Scientific classification
- Kingdom: Animalia
- Phylum: Mollusca
- Class: Gastropoda
- Subclass: Caenogastropoda
- Order: Littorinimorpha
- Family: Assimineidae
- Genus: Angustassiminea
- Species: A. succinea
- Binomial name: Angustassiminea succinea (L. Pfeiffer, 1840)
- Synonyms: List Assiminea modesta H. C. Lea, 1845; Assiminea succinea (L. Pfeiffer, 1840); Paludina succinea L. Pfeiffer, 1840;

= Angustassiminea succinea =

- Authority: (L. Pfeiffer, 1840)
- Conservation status: G5
- Synonyms: Assiminea modesta H. C. Lea, 1845, Assiminea succinea (L. Pfeiffer, 1840), Paludina succinea L. Pfeiffer, 1840

Species of gastropod

Angustassiminea succinea is a species of small operculate snail, a terrestrial gastropod mollusk or micromollusk in the family Assimineidae.

== Description ==
The maximum recorded shell length is 3 mm.

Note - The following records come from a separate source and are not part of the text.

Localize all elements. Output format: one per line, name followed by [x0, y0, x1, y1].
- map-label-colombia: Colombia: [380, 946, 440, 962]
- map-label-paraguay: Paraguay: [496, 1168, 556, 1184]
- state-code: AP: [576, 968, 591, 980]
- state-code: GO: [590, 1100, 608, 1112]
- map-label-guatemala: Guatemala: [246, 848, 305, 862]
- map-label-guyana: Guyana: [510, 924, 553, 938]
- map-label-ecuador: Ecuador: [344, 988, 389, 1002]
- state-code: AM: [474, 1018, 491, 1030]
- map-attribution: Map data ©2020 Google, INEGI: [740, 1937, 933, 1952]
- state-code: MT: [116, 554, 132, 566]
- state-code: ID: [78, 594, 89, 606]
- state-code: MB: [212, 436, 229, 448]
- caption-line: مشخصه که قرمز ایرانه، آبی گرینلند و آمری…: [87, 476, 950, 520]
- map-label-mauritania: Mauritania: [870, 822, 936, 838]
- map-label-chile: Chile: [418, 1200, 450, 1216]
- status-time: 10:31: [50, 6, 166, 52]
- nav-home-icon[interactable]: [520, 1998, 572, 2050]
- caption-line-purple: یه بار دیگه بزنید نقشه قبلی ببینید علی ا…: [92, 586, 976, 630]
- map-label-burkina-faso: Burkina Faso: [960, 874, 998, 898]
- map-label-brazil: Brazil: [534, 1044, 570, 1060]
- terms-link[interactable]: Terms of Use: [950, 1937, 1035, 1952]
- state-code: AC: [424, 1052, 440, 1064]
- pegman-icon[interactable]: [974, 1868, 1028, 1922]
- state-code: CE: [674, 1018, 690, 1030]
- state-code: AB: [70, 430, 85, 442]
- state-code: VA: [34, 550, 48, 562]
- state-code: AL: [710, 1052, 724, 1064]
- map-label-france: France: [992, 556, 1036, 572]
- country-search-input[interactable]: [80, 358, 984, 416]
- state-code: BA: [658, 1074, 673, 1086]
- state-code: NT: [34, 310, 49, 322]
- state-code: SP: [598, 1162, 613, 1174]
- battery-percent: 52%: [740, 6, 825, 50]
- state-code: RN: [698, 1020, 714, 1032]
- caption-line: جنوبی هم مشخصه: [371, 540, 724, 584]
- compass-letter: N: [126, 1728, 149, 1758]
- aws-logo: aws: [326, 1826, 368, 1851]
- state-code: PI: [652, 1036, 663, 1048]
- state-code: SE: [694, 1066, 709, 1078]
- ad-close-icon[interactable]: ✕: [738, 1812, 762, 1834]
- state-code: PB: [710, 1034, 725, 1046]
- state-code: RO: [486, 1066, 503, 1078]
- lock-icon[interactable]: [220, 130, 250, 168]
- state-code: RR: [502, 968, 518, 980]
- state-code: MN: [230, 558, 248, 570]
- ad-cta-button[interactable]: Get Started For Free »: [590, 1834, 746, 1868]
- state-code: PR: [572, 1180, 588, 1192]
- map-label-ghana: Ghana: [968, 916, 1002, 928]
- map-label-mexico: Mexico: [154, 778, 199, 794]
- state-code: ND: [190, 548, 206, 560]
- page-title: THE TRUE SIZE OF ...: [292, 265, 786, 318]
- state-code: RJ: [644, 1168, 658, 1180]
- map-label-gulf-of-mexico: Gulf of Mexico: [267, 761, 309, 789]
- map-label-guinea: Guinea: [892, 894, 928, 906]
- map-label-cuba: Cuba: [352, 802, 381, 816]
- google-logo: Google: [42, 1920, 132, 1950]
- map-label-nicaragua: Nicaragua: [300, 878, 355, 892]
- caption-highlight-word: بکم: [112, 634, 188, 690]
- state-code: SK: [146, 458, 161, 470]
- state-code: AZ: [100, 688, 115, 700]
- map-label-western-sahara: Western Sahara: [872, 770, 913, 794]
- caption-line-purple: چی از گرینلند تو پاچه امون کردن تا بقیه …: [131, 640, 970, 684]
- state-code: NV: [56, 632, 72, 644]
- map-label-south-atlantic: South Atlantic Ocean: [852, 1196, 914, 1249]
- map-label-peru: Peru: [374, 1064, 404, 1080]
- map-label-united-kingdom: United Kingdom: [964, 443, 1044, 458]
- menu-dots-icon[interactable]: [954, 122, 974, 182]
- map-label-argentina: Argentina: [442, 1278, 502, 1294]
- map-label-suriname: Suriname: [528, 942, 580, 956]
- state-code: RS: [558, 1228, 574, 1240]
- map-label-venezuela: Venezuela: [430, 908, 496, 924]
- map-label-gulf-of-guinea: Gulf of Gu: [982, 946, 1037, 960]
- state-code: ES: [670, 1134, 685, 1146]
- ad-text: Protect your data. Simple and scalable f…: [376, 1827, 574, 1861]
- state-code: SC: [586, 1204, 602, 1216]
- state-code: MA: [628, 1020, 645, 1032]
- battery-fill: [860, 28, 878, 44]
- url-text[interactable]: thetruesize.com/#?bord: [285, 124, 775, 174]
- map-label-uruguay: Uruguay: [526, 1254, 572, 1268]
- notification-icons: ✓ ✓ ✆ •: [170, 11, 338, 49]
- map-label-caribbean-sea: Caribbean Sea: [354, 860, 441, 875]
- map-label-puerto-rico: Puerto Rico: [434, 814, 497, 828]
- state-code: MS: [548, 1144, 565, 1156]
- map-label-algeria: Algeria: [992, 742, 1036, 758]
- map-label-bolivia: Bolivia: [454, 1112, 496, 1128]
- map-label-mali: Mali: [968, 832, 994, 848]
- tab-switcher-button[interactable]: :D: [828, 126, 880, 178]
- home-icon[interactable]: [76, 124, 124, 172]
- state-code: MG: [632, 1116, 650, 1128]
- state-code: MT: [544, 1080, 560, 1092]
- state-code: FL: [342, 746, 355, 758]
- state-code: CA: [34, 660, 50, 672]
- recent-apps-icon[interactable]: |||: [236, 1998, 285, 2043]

(Original description in Latin) The shell is conical, smooth translucent and amber-colored. It is imperforate. It has five whorls, with the body whorl being ventricose. The margin of the aperture is slightly thickened and whitish.

==Distribution and habitat==
Angustassiminea succinea has been found in Mexico, Belize, northern South America, and on the western shores of the Atlantic Ocean and the Caribbean Sea. The maximum recorded depth is 4m.